Seduto su una balla di fieno, guardo il concerto di Vinicio Capossela allo Sponz Fest di Calitri, in Irpinia, a fine agosto. Il concerto è meraviglioso, ancora una volta, come tanti anni fa. Adesso i frammenti spuri e disordinati della poetica di Vinicio hanno raggiunto una forma coerente, l’iperrealismo meridionalista steampunk e il contrappunto rinascimentale si armonizzano in un’architettura sublime, in cui trovano posto Dylan e Moby Dick, Dante e Matteo Salvatore, il chitarrista di Tom Waits e il canto agropastorale di Totarella. E il messaggio di tutto questo è sovversivo, sia nel linguaggio estetico che in quello verbale, culminando nelle Nuove tentazioni di Sant’Antonio, dove il santo subisce le stesse tentazioni che stanno devastando noi: “Fare un deserto in ogni uomo / E riempirlo di televisione / Niente più drago e serpente / Il deserto è pieno di niente / Con il morso della mela / Fare del mondo una clientela / Tutta in rete, tutta connessa / Tutta visibile, fatta dai social”.

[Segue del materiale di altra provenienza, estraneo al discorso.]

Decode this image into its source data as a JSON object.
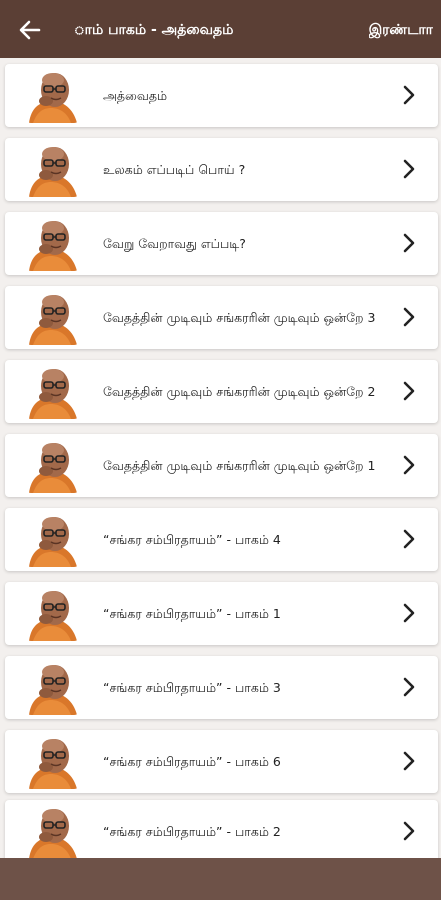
{
  "header": {
    "title": "ாம் பாகம் - அத்வைதம்",
    "right_label": "இரண்டாா"
  },
  "colors": {
    "header_bg": "#5b3f35",
    "list_bg": "#f3f0ee",
    "card_bg": "#ffffff",
    "bottom_bg": "#6e5248"
  },
  "icons": {
    "back": "arrow-left-icon",
    "chevron": "chevron-right-icon",
    "avatar": "portrait-avatar"
  },
  "items": [
    {
      "label": "அத்வைதம்"
    },
    {
      "label": "உலகம் எப்படிப் பொய் ?"
    },
    {
      "label": "வேறு வேறாவது எப்படி?"
    },
    {
      "label": "வேதத்தின் முடிவும் சங்கரரின் முடிவும் ஒன்றே 3"
    },
    {
      "label": "வேதத்தின் முடிவும் சங்கரரின் முடிவும் ஒன்றே 2"
    },
    {
      "label": "வேதத்தின் முடிவும் சங்கரரின் முடிவும் ஒன்றே 1"
    },
    {
      "label": "“சங்கர சம்பிரதாயம்” - பாகம் 4"
    },
    {
      "label": "“சங்கர சம்பிரதாயம்” - பாகம் 1"
    },
    {
      "label": "“சங்கர சம்பிரதாயம்” - பாகம் 3"
    },
    {
      "label": "“சங்கர சம்பிரதாயம்” - பாகம் 6"
    },
    {
      "label": "“சங்கர சம்பிரதாயம்” - பாகம் 2"
    }
  ]
}
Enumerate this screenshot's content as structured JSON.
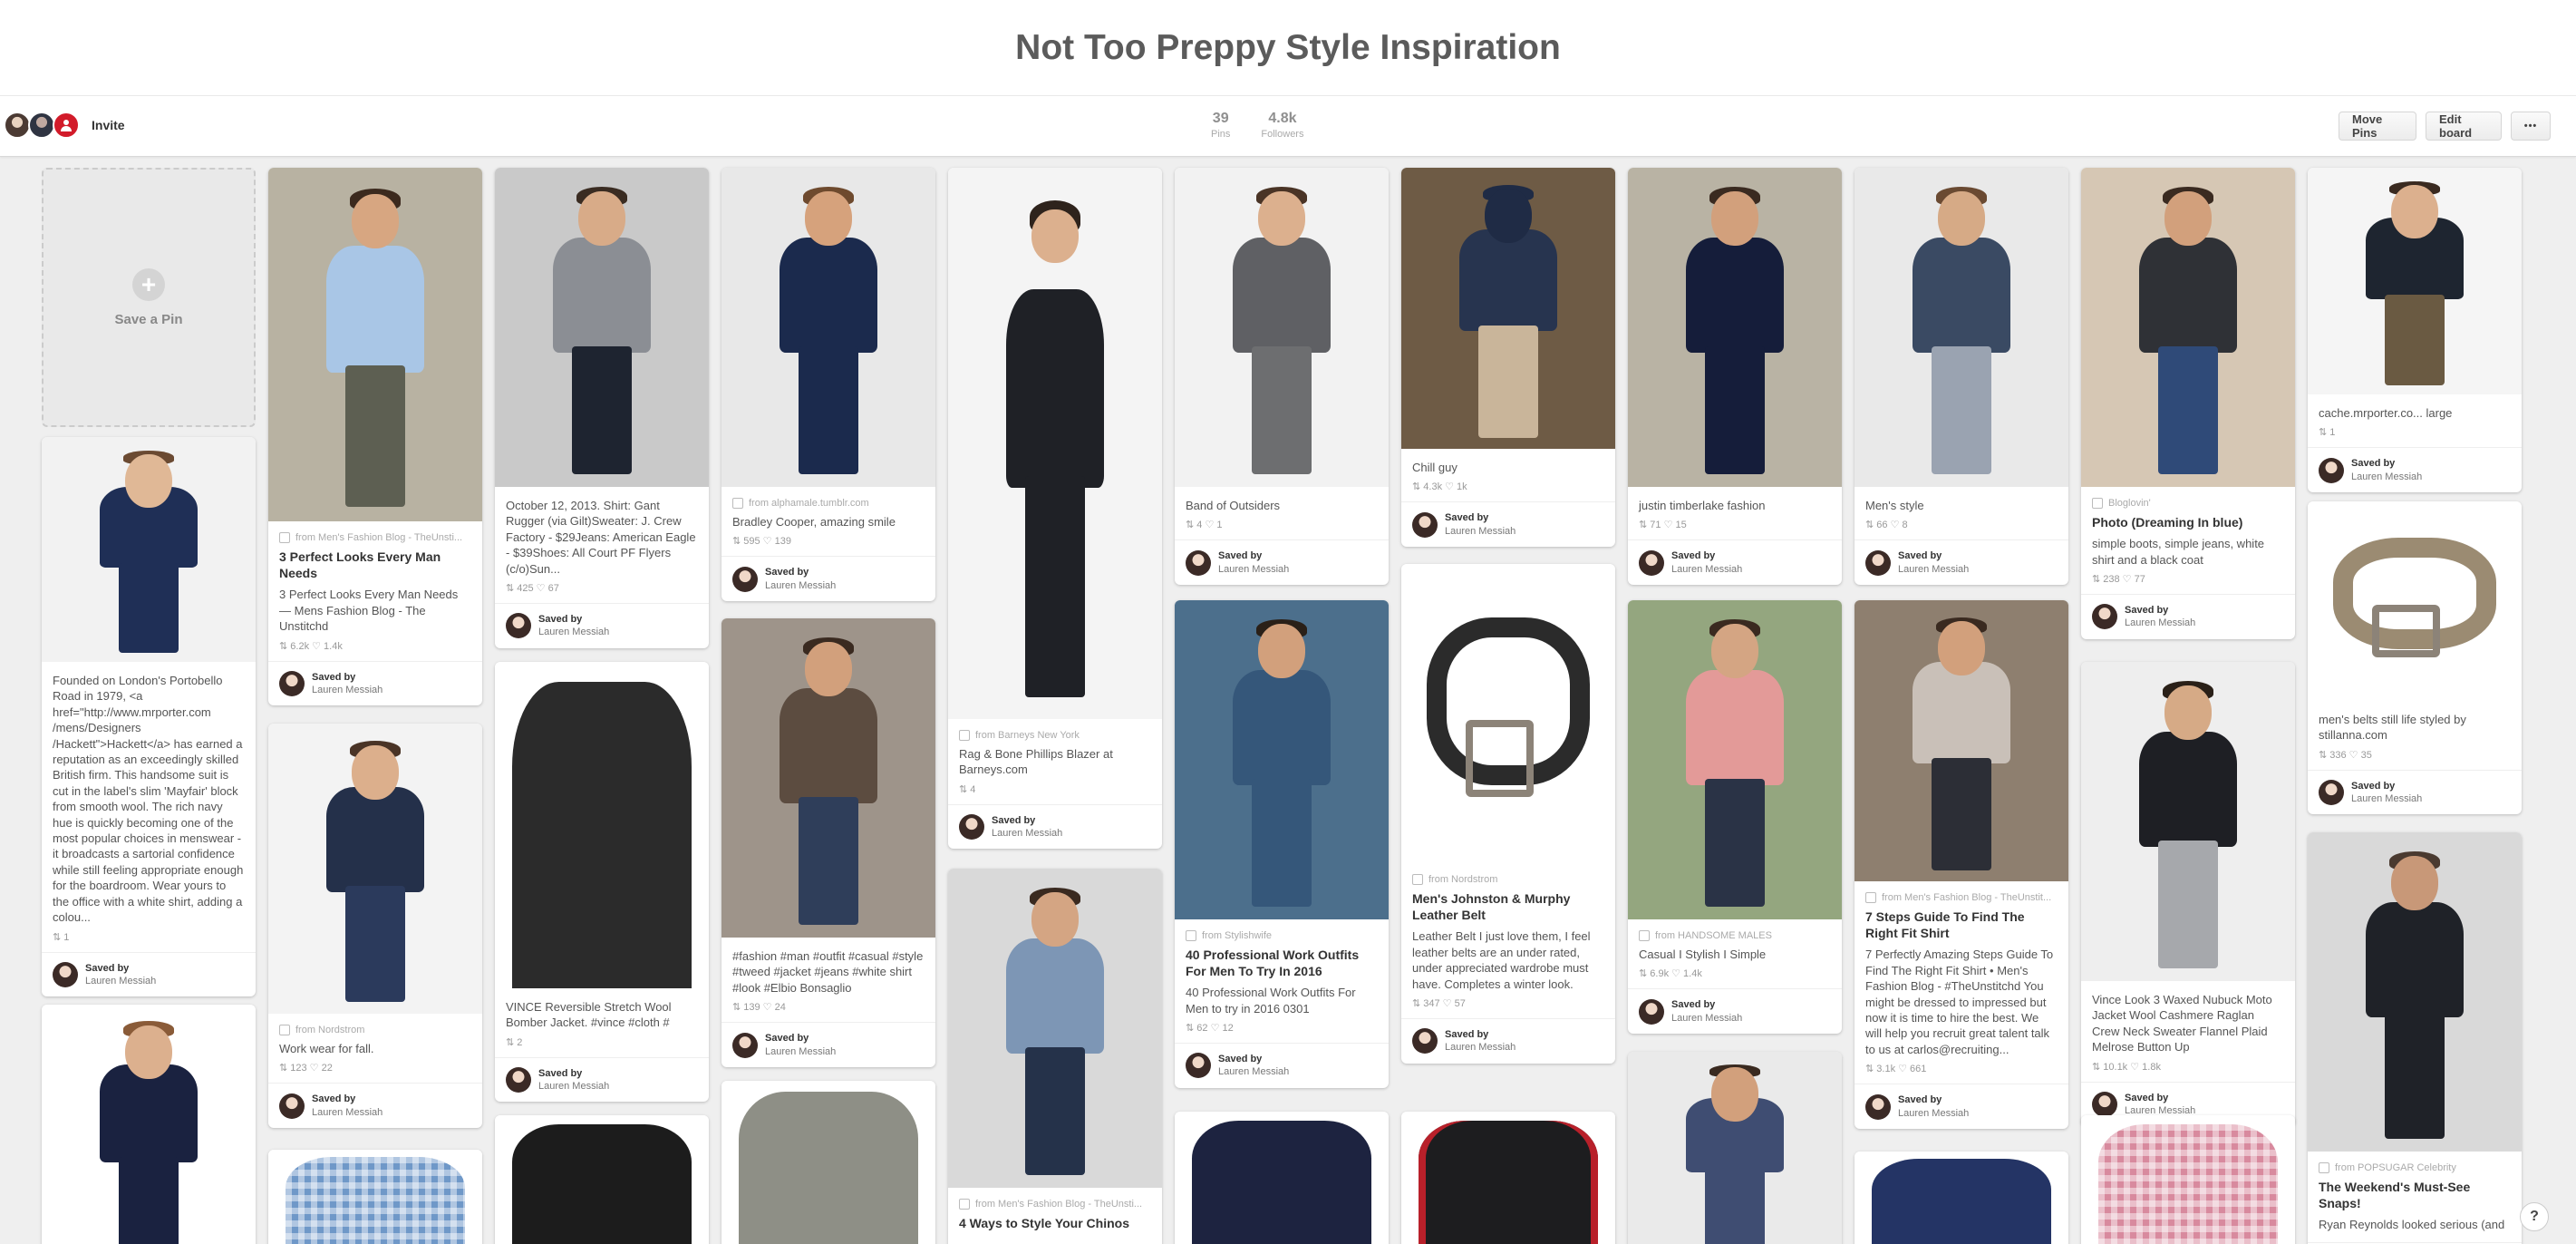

Giro gli occhi dal palcoscenico e mi guardo intorno, mentre Capossela canta La Torre di Battiato, che vuole buttare giù dalla torre tutti gli artisti, gli attori e i registi, e salvare solo chi non sa fare niente e non vuole fare niente. La dedica ironicamente «a questa nostra simpatica società dello spettacolo». Ma quella che ho intorno non è solo la società dello spettacolo. Qui non si può ballare, è proibito per il Covid, nonostante ci abbiano chiesto il green pass almeno dieci volte prima di arrivare ai nostri posti. Non ci si può alzare in piedi, ogni spettatore è afferrato alla sua balla di fieno come se fosse un profilo social, alcuni piegati su quella del vicino o della vicina: hanno tutti gli occhi puntati in avanti, come nella famosa foto di Life degli occhialetti 3D. Anche girarmi all’indietro mi sembra una trasgressione. Siamo presidiati da tutti i lati da cordoni di energumeni in maglietta nera e radiolina: controllano che nessuno fumi perché non si incendi il fieno, che nessuno balli perché non si diffonda il Covid, che nessuno beva non ho capito bene perché. C’è sempre una tragedia alle porte, e poi qualcuno potrebbe denunciare.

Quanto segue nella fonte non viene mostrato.